After I made a few jokes in the comments, I shifted.
One fascinating aspect of Lemmy is that it won't solely be the mods or admins choosing instances they associate with. As a user, you can too, isn't that pretty cool? Let's say in the future you find yourself disagreeing with what a particular instance is promoting or allowing. You have the freedom to join another instance instead. It's empowering to be able to switch instances as a user; just like that meme I imagine dramatic lemmings exclaiming “I’m leaving those gate keepers at X”
This concept signifies that you shouldn't become too attached to the identity of your accounts on a specific instance, which is probably a healthy mindset anyways. It also means that on Lemmy, everyone, including users, admins, and mods, has the flexibility to choose how and with whom they want to associate. Some instances may prioritize user privacy or choose to exclude certain types of content that contradicts their core beliefs. While some may label it as gatekeeping, it's important to recognize that people naturally gravitate towards communities of like-minded individuals.
What's really neat is that as a user, you don't even need to seek approval for this. You can create multiple accounts and join multiple instances, where all that’s required is for you to behave in a manner aligned with the code of ethics or conduct defined by the community. Ultimately that means the power lies in the user's ability to switch instances, to find the best home for themselves. So there is no need to worry what other instances are doing and it adds an interesting dynamic to the overall experience.
I'm really hoping that someday we'll have a process to enable migration like a DHT and a user private key that allows them to send out a message like "i was [email protected] but now I'm [email protected]"... I heard talks about cross-fediverse account linking (maybe like keybase?) So hopefully something like that
Man, what would be perfect! Because as far as I see it, it’s one of the few inconveniences of federation on the user level, and that kind of aliasing would totally solve it.
My main problem is, that the community I started gets less exposure now. That would be fine, if it was just people on instances like lemmygrad, where people congregate with whom I won't get along, anyway. But the beehaw people are not bad folks.
Heck, even an alt account of a tankie on a different instance might behave completely differently when they're not associated with the tankie account (hence no peer pressure).
With how things stand right now, I can't even do mod things remotely without bugging the community out, so while I personally am not tied to any instance, the community is, and right now, I'm hampered, too, whenever I wear the moderator hat.
I hope there's gonna be solutions for this some day, that let us move instances around. Communities are the reason people don't go elsewhere, it's probably also the reason many redditors don't leave that place.
One of my problems was that I started out on Beehaw and posted some worldbuilding to the Lemmy.world community. I was getting feedback but then it just got cut off, so I had to make a Lemmy.world account to continue, but the ongoing conversations got cut short.
Jokes aside, I feel like if the dopamine hit of merely browsing Lemmy and finding posts and communities you like, and enjoying good debates does not exceed the hit for defederating everyone, then you're doing it wrong.
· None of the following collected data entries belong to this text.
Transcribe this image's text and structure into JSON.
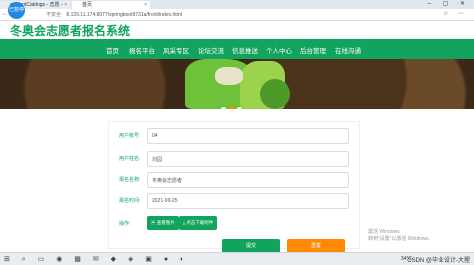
{
  "browser": {
    "tabs": [
      {
        "title": "studentCatdogs - 志愿 -"
      },
      {
        "title": "首页"
      }
    ],
    "url": "8.129.11.174:8077/springboot9731a/front/index.html",
    "insecure_label": "不安全",
    "avatar_label": "已暂停"
  },
  "site": {
    "title": "冬奥会志愿者报名系统",
    "nav": [
      "首页",
      "报名平台",
      "风采专区",
      "论坛交流",
      "信息推送",
      "个人中心",
      "后台管理",
      "在线沟通"
    ]
  },
  "banner": {
    "slides": 3,
    "active_slide": 2
  },
  "form": {
    "fields": [
      {
        "label": "用户账号:",
        "value": "04"
      },
      {
        "label": "用户姓名:",
        "value": "刘园"
      },
      {
        "label": "报名名称:",
        "value": "冬奥会志愿者"
      },
      {
        "label": "报名时间:",
        "value": "2021-09-25"
      }
    ],
    "upload_label": "操作:",
    "upload_buttons": [
      "查看图片",
      "点击下载附件"
    ],
    "submit_label": "提交",
    "reset_label": "重置"
  },
  "watermark": [
    "激活 Windows",
    "转到“设置”以激活 Windows。"
  ],
  "taskbar": {
    "weather": "34°C",
    "csdn": "CSDN @毕业设计-大猩"
  },
  "colors": {
    "brand": "#12a35f",
    "accent": "#ff8a00"
  }
}
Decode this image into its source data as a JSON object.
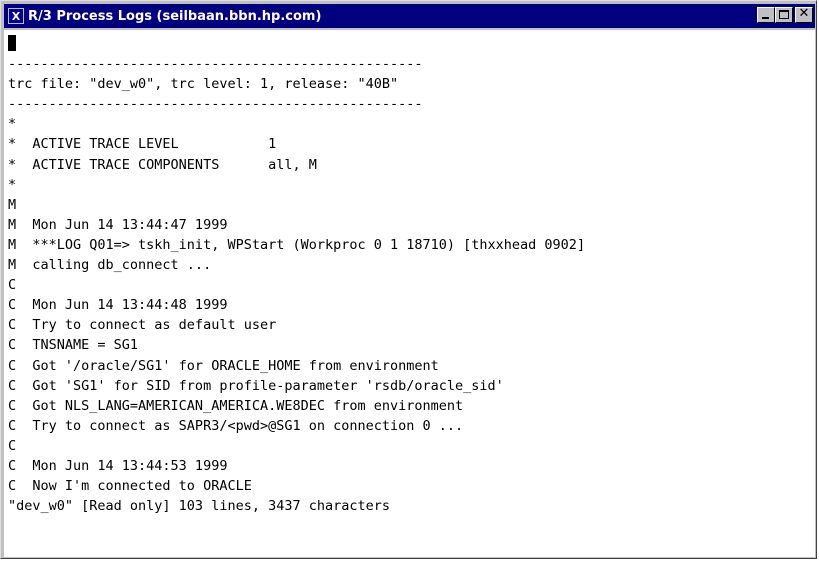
{
  "window": {
    "title": "R/3 Process Logs (seilbaan.bbn.hp.com)",
    "icon": "x-terminal-icon",
    "icon_glyph": "X",
    "controls": {
      "minimize": "minimize-icon",
      "maximize": "maximize-icon",
      "close": "close-icon",
      "close_glyph": "✕"
    }
  },
  "terminal": {
    "lines": [
      "",
      "---------------------------------------------------",
      "trc file: \"dev_w0\", trc level: 1, release: \"40B\"",
      "---------------------------------------------------",
      "*",
      "*  ACTIVE TRACE LEVEL           1",
      "*  ACTIVE TRACE COMPONENTS      all, M",
      "*",
      "M",
      "M  Mon Jun 14 13:44:47 1999",
      "M  ***LOG Q01=> tskh_init, WPStart (Workproc 0 1 18710) [thxxhead 0902]",
      "M  calling db_connect ...",
      "C",
      "C  Mon Jun 14 13:44:48 1999",
      "C  Try to connect as default user",
      "C  TNSNAME = SG1",
      "C  Got '/oracle/SG1' for ORACLE_HOME from environment",
      "C  Got 'SG1' for SID from profile-parameter 'rsdb/oracle_sid'",
      "C  Got NLS_LANG=AMERICAN_AMERICA.WE8DEC from environment",
      "C  Try to connect as SAPR3/<pwd>@SG1 on connection 0 ...",
      "C",
      "C  Mon Jun 14 13:44:53 1999",
      "C  Now I'm connected to ORACLE",
      "\"dev_w0\" [Read only] 103 lines, 3437 characters"
    ]
  },
  "colors": {
    "titlebar": "#000080",
    "terminal_bg": "#ffffff",
    "text": "#000000"
  }
}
I have my instance publically available, and been using Lemmy through it since.
I have a couple of local communities (non-private) that I hope people start using, but hard being discovered, it seems.
Started out with 1.6G usage day one, and since then I have grown to 1.96G.
The Beehaw announcement about defederating from sh.itjustworks struck me as very histrionic by the mods about defending their space. The vibe started getting weird after the defederation.
I personally have had a lot of fun in sh.itjustworks but I’m mostly subscribed to meme communities.
Neocon/trumpers/racists are coming on various federated lemmy systems. Once there they are posting rando crap and pushing people to ignore the basic requirements most lemmy system admins have setup. No hate, no bigotry, no racism.
Beehaw didn't defederate because .world is a cesspool. There were a handful of idiots trolling, using .world accounts (and sh.itjust.works), and Beehaw cut contact until the mod tools are up to the task.
Yes, the behaviour of a few hurt a large number of people, but they knew no better way to solve it. It's also not a permanent defed, just a bandaid fix until the tools are better.
I know they allow some instances that sole purpose is to hate on liberals, which is annoying to see so many aggressive political posts (any extremest is annoying), but they are easy to block yourself.
Beehaw is good, but they de-federate EVERYONE. I see posts from the admins there nearly daily talking about new instances they are de-federating from today. They also disabled down-voting, and community creation.
I think it's awesome that they are disabling downvoting. One of the worst things about reddit was that comments were downvoted and authors deleted their comments because of it. All because of sensitive snowflakes.
And as for defederation, they have 100% right to do what they want to protect their community. It's a community that is used to being disliked or hated. It's a very good thing that they can have their own popular instance on the web without being forced to moderate hateful posts.
Put it another way, should they be forced to moderate hateful posts so you and I can enjoy seeing their posts? I think we are fine without it, and specially knowing that they are happier this way.